Jika ini merupakan sedikit kesempurnaan yang diberikan kepada para penghuni surga maka bagaimana dengan kesempurnaan Allah ﷻ Al-Hayyu?
Sebagian orang mengatakan bahwa di surga nanti tidak ada yang abadi, makhluk tidak ada yang abadi, surga dan neraka juga tidak abadi. Mereka berdalih bahwasanya jika makhluk abadi maka ini merupakan bentuk menyerupakan Allah dengan makhluk-Nya. Padahal keabadian Allah berbeda dengan Keabadian makhluk-Nya. Allah keabadiannya adalah secara Dzat-Nya, adapun makhluk maka keabadiannya karena diabadikan (dikekalkan) oleh Allah ﷻ. Selain itu keabadian manusia adalah keabadian yang didahului dengan ketiadaan. Keabadiannya juga keabadian yang di awali dengan kematian, mereka mati terlebih dahulu baru abadi. Adapun Allah ﷻ maka keabadiannya adalah keabadian yang sempurna. Tidak didahului dengan ketiadaan, tidak diawali dengan kematian dan keabadian Allah adalah keabadian secara Dzat-Nya adapun makhluk maka keabadian mereka adalah keabadian yang diciptakan oleh Allah ﷻ.
Di antara Makna Al Qayyum
Pertama : Tegak dengan sendiri-Nya Dan tidak membutuhkan kepada selain-Nya. Allah ﷻ berfirman,
يَٰٓأَيُّهَا ٱلنَّاسُ أَنتُمُ ٱلْفُقَرَآءُ إِلَى ٱللَّهِ ۖ وَٱللَّهُ هُوَ ٱلْغَنِىُّ ٱلْحَمِيدُ
Hai manusia, kamulah yang berkehendak kepada Allah; dan Allah Dialah Yang Maha Kaya (tidak memerlukan sesuatu) lagi Maha Terpuji. (QS Fathir:15)

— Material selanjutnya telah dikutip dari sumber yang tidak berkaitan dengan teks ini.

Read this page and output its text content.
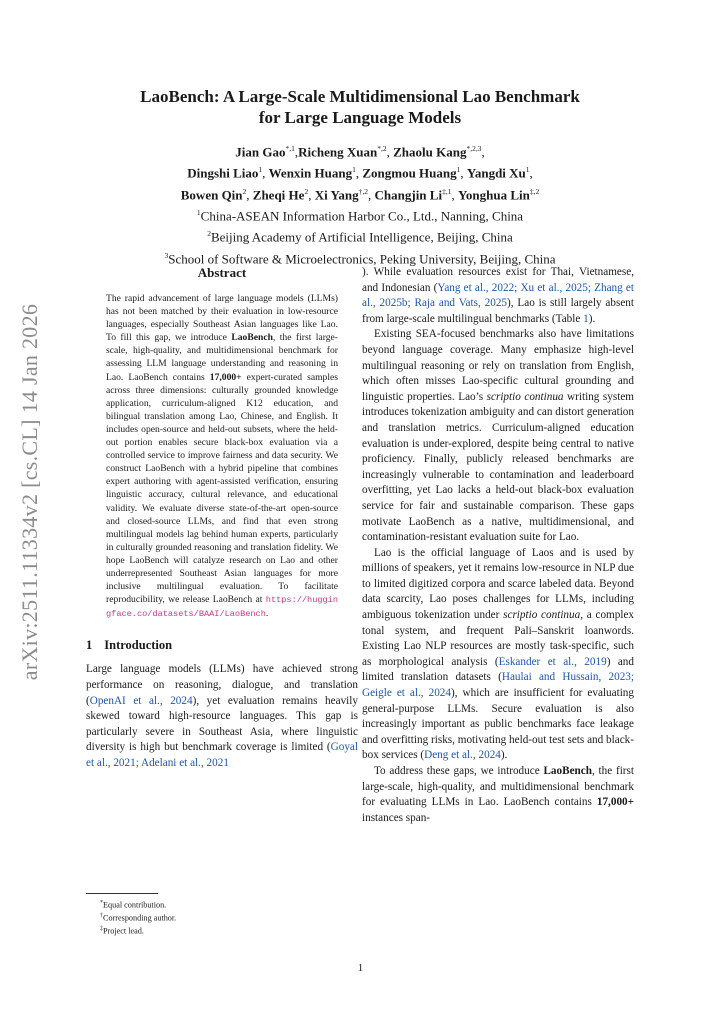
arXiv:2511.11334v2 [cs.CL] 14 Jan 2026
LaoBench: A Large-Scale Multidimensional Lao Benchmark
for Large Language Models
Jian Gao$^{*,1}$,Richeng Xuan$^{*,2}$, Zhaolu Kang$^{*,2,3}$,
Dingshi Liao$^1$, Wenxin Huang$^1$, Zongmou Huang$^1$, Yangdi Xu$^1$,
Bowen Qin$^2$, Zheqi He$^2$, Xi Yang$^{\dagger,2}$, Changjin $Li^{\ddagger,1}$, Yonghua Lin$^{\ddagger,2}$
$^1$China-ASEAN Information Harbor Co., Ltd., Nanning, China
$^2$Beijing Academy of Artificial Intelligence, Beijing, China
$^3$School of Software & Microelectronics, Peking University, Beijing, China
Abstract

The rapid advancement of large language models (LLMs) has not been matched by their evaluation in low-resource languages, especially Southeast Asian languages like Lao. To fill this gap, we introduce LaoBench, the first large-scale, high-quality, and multidimensional benchmark for assessing LLM language understanding and reasoning in Lao. LaoBench contains 17,000+ expert-curated samples across three dimensions: culturally grounded knowledge application, curriculum-aligned K12 education, and bilingual translation among Lao, Chinese, and English. It includes open-source and held-out subsets, where the held-out portion enables secure black-box evaluation via a controlled service to improve fairness and data security. We construct LaoBench with a hybrid pipeline that combines expert authoring with agent-assisted verification, ensuring linguistic accuracy, cultural relevance, and educational validity. We evaluate diverse state-of-the-art open-source and closed-source LLMs, and find that even strong multilingual models lag behind human experts, particularly in culturally grounded reasoning and translation fidelity. We hope LaoBench will catalyze research on Lao and other underrepresented Southeast Asian languages for more inclusive multilingual evaluation. To facilitate reproducibility, we release LaoBench at https://huggingface.co/datasets/BAAI/LaoBench.

1 Introduction

Large language models (LLMs) have achieved strong performance on reasoning, dialogue, and translation (OpenAI et al., 2024), yet evaluation remains heavily skewed toward high-resource languages. This gap is particularly severe in Southeast Asia, where linguistic diversity is high but benchmark coverage is limited (Goyal et al., 2021; Adelani et al., 2021

). While evaluation resources exist for Thai, Vietnamese, and Indonesian (Yang et al., 2022; Xu et al., 2025; Zhang et al., 2025b; Raja and Vats, 2025), Lao is still largely absent from large-scale multilingual benchmarks (Table 1).

Existing SEA-focused benchmarks also have limitations beyond language coverage. Many emphasize high-level multilingual reasoning or rely on translation from English, which often misses Lao-specific cultural grounding and linguistic properties. Lao’s scriptio continua writing system introduces tokenization ambiguity and can distort generation and translation metrics. Curriculum-aligned education evaluation is under-explored, despite being central to native proficiency. Finally, publicly released benchmarks are increasingly vulnerable to contamination and leaderboard overfitting, yet Lao lacks a held-out black-box evaluation service for fair and sustainable comparison. These gaps motivate LaoBench as a native, multidimensional, and contamination-resistant evaluation suite for Lao.

Lao is the official language of Laos and is used by millions of speakers, yet it remains low-resource in NLP due to limited digitized corpora and scarce labeled data. Beyond data scarcity, Lao poses challenges for LLMs, including ambiguous tokenization under scriptio continua, a complex tonal system, and frequent Pali–Sanskrit loanwords. Existing Lao NLP resources are mostly task-specific, such as morphological analysis (Eskander et al., 2019) and limited translation datasets (Haulai and Hussain, 2023; Geigle et al., 2024), which are insufficient for evaluating general-purpose LLMs. Secure evaluation is also increasingly important as public benchmarks face leakage and overfitting risks, motivating held-out test sets and black-box services (Deng et al., 2024).

To address these gaps, we introduce LaoBench, the first large-scale, high-quality, and multidimensional benchmark for evaluating LLMs in Lao. LaoBench contains 17,000+ instances span-

*Equal contribution.
†Corresponding author.
‡Project lead.
1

Ayat ini menunjukkan bahwasanya makhluk itu fakir secara dzat-Nya (fakir dari segala sisi). fakir dari sisi membutuhkan Allah dari ketiadaan menjadi ada dan membutuhkan Allah Untuk mempertahankan keberadaannya.
Kedua : Maha mengurus makhluk-Nya
Allah berfirman,
أَفَمَنْ هُوَ قَآئِمٌ عَلَىٰ كُلِّ نَفْسٍۭ بِمَا كَسَبَتْ
Maka apakah Tuhan yang menjaga setiap diri terhadap apa yang diperbuatnya (sama dengan yang tidak demikian sifatnya)? (QS. Ar-Ra’d:33)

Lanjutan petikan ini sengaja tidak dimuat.